When one of Barclay’s colleagues, Mara Thorn, knocks on his door and asks for help with another female professor who is making unwelcome sexual overtures toward her, Barclay is more than hesitant. The professor finally agrees to help, but when he and Thorn head over to the woman’s office, they find her dead.
Through a series of mishaps, the pair is accused of the murder, and must solve the mystery in order to clear their names. Thorn, a practicing Wiccan, is a nervous type who doesn’t like to be touched. She likes everything in order and performed according to custom, so romance is the last thing on her mind. Barclay, who is dismayed at the loss of his relationship with God, can’t help but be attracted to the woman, however. But if they don’t find the murderer, the only place this romance has any chance of blossoming is in prison.
According to his bio, author Donn Taylor served in the military before completing a Ph.D. at the University of Texas, after which he became an professor of English literature at two liberal arts colleges. He now writes fulltime and has published one other novel (The Lazarus File) as well as a book of poems (Dust and Diamond: Poems of Earth and Beyond).
His latest mystery falls into the category of a “cozy,” which typically takes place in a small town and boasts lively characters, with limited adult situations. Here, there is a mild Christian plot element as well—along with the ubiquitous conversion and restoration to faith.
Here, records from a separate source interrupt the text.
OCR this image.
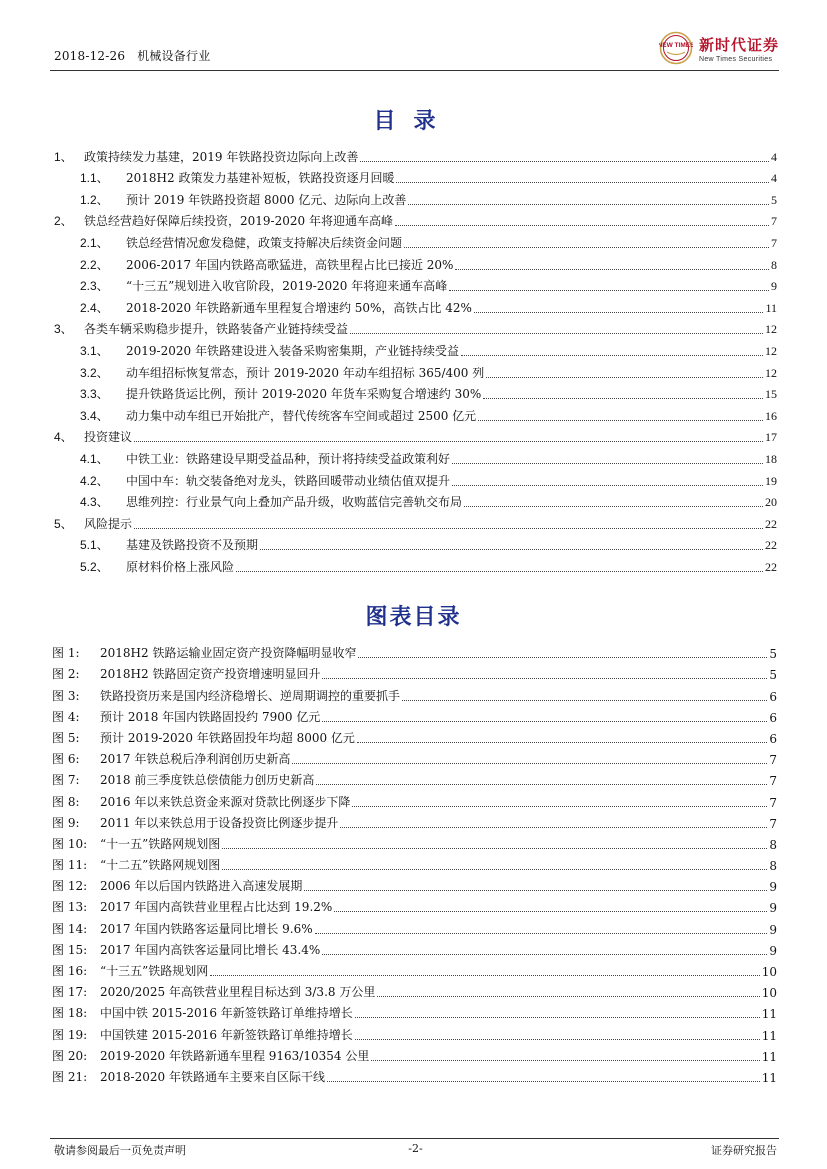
2018-12-26 机械设备行业
NEW TIMES 新时代证券
New Times Securities
目录
1、 政策持续发力基建，2019 年铁路投资边际向上改善	4
1.1、	2018H2 政策发力基建补短板，铁路投资逐月回暖	4
1.2、	预计 2019 年铁路投资超 8000 亿元、边际向上改善	5
2、 铁总经营趋好保障后续投资，2019-2020 年将迎通车高峰	7
2.1、	铁总经营情况愈发稳健，政策支持解决后续资金问题	7
2.2、	2006-2017 年国内铁路高歌猛进，高铁里程占比已接近 20%	8
2.3、	“十三五”规划进入收官阶段，2019-2020 年将迎来通车高峰	9
2.4、	2018-2020 年铁路新通车里程复合增速约 50%，高铁占比 42%	11
3、 各类车辆采购稳步提升，铁路装备产业链持续受益	12
3.1、	2019-2020 年铁路建设进入装备采购密集期，产业链持续受益	12
3.2、	动车组招标恢复常态，预计 2019-2020 年动车组招标 365/400 列	12
3.3、	提升铁路货运比例，预计 2019-2020 年货车采购复合增速约 30%	15
3.4、	动力集中动车组已开始批产，替代传统客车空间或超过 2500 亿元	16
4、 投资建议	17
4.1、	中铁工业：铁路建设早期受益品种，预计将持续受益政策利好	18
4.2、	中国中车：轨交装备绝对龙头，铁路回暖带动业绩估值双提升	19
4.3、	思维列控：行业景气向上叠加产品升级，收购蓝信完善轨交布局	20
5、 风险提示	22
5.1、	基建及铁路投资不及预期	22
5.2、	原材料价格上涨风险	22
图表目录
图 1:	2018H2 铁路运输业固定资产投资降幅明显收窄	5
图 2:	2018H2 铁路固定资产投资增速明显回升	5
图 3:	铁路投资历来是国内经济稳增长、逆周期调控的重要抓手	6
图 4:	预计 2018 年国内铁路固投约 7900 亿元	6
图 5:	预计 2019-2020 年铁路固投年均超 8000 亿元	6
图 6:	2017 年铁总税后净利润创历史新高	7
图 7:	2018 前三季度铁总偿债能力创历史新高	7
图 8:	2016 年以来铁总资金来源对贷款比例逐步下降	7
图 9:	2011 年以来铁总用于设备投资比例逐步提升	7
图 10:	“十一五”铁路网规划图	8
图 11:	“十二五”铁路网规划图	8
图 12:	2006 年以后国内铁路进入高速发展期	9
图 13:	2017 年国内高铁营业里程占比达到 19.2%	9
图 14:	2017 年国内铁路客运量同比增长 9.6%	9
图 15:	2017 年国内高铁客运量同比增长 43.4%	9
图 16:	“十三五”铁路规划网	10
图 17:	2020/2025 年高铁营业里程目标达到 3/3.8 万公里	10
图 18:	中国中铁 2015-2016 年新签铁路订单维持增长	11
图 19:	中国铁建 2015-2016 年新签铁路订单维持增长	11
图 20:	2019-2020 年铁路新通车里程 9163/10354 公里	11
图 21:	2018-2020 年铁路通车主要来自区际干线	11
敬请参阅最后一页免责声明	-2-	证券研究报告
Taylor tends to be a bit pedantic in his writing, with an annoying tendency to explain things, rather than let them sit with the reader. His constant references to composers and musical pieces will also fall on deaf ears, for those without a strong musical background.
It’s a nice read for those who enjoy the genre, however, with some good plot twists and a satisfying ending. Academics will also appreciate his wry portrayal about campus life and politics.